Anyway, this misplaced boxelder bug succeeded in crawling up my tongue but still met a quick demise. Although one acts instinctively in unknown situations, I have no regrets on crushing this little boxelder bug. In fact, as a common late- fall guest in the house, all the remaining boxelder bugs were put on the "unwelcome" list.
Life experiences produce memories. It is hoped that these are pleasant memories, but not always. Memories are good for us and the cattle we work with. Pleasant environments produce pleasant memories. Regretfully, stressful environments produce bad memories. Not unlike my quick overreaction to the boxelder bug and all the innocent boxelder bugs close by, cows also will overreact.
If exposed to something they feel uncertain about or something that actually causes stress, cows remember. I always will remember that boxelder bug crawling up my tongue, and cows always will remember that touch of pain produced by an electric prod. It only was one boxelder bug or only one touch of the electric prod, but that makes no difference because the memory has been programed and bad memories do not go away.
In fact, as the cow bellows in response to what seems like an incidental touch, her response upon leaving may be much like my treatment of the boxelder bug's friends. I turned on them, and so may the cow turn on her handlers.

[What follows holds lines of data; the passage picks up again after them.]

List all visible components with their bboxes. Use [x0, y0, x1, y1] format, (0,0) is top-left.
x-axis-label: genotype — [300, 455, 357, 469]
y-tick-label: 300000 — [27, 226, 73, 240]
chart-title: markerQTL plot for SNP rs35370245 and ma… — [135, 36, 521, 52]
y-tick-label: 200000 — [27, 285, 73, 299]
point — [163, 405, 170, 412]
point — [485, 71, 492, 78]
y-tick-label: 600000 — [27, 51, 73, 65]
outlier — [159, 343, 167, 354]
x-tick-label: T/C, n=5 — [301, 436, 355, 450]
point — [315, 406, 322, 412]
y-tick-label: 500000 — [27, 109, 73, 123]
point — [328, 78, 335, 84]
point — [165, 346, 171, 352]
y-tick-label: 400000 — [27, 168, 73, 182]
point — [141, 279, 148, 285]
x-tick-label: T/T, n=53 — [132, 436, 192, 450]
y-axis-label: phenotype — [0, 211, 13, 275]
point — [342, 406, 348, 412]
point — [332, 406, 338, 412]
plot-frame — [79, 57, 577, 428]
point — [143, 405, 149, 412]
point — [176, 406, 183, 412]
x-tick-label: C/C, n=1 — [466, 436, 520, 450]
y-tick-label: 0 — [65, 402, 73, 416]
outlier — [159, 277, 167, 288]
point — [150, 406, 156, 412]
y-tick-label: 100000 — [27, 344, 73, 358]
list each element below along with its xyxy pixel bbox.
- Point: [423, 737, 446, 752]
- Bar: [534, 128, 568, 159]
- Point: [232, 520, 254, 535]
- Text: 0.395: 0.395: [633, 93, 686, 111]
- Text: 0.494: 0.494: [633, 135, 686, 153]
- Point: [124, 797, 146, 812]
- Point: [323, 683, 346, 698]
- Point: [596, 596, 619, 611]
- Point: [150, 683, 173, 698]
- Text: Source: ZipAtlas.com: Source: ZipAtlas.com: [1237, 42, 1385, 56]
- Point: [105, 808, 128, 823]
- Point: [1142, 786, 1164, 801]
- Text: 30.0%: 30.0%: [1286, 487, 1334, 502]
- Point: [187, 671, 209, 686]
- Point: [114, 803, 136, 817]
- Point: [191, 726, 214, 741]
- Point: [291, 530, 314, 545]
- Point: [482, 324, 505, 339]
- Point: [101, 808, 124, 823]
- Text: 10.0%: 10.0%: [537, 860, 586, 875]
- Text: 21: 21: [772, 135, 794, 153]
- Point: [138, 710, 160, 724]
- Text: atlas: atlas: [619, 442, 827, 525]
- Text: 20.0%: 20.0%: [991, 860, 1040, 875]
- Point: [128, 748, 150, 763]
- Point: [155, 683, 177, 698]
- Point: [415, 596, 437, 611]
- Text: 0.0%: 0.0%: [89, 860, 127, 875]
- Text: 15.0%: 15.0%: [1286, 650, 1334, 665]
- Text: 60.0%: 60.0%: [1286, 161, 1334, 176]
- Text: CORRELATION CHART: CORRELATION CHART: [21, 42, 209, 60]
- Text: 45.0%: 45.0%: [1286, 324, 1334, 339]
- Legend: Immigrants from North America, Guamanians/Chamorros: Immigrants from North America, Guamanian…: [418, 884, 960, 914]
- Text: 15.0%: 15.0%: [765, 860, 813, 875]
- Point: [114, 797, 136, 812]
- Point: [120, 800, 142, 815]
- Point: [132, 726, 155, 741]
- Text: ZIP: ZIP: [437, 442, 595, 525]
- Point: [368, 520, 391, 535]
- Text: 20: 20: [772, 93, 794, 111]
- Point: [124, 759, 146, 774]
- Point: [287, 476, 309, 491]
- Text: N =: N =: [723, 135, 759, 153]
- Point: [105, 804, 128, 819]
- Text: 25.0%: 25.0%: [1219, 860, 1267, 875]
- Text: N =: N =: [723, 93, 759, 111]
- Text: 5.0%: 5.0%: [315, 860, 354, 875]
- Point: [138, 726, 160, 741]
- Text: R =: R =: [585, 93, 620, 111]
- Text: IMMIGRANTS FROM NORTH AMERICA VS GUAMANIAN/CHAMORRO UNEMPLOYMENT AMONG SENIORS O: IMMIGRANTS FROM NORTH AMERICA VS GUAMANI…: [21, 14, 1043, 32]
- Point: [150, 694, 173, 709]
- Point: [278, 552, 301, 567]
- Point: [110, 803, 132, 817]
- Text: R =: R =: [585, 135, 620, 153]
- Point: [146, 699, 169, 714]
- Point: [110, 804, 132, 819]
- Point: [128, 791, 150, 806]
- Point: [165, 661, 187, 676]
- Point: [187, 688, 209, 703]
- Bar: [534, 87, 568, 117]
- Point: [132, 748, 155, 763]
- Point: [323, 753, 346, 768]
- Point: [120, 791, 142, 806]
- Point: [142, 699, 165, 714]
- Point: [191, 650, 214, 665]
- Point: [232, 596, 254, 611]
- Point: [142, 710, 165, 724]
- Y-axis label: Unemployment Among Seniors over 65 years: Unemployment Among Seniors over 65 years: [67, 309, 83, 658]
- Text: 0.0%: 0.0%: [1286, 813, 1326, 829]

Fall is a busy work time for cattle producers as cattle are gathered, worked and readied for winter. Accessibility, protection and simple ease of handling all come into play when the cattle are sorted. This experience or reintroduction to people is important. Cows are expected to have a long life on the ranch. The oldest cow in the herd certainly should be in double digits in age. Granted, the average age of the herd is significantly lower than the oldest cow, but the goal is to keep cows for a long, productive life.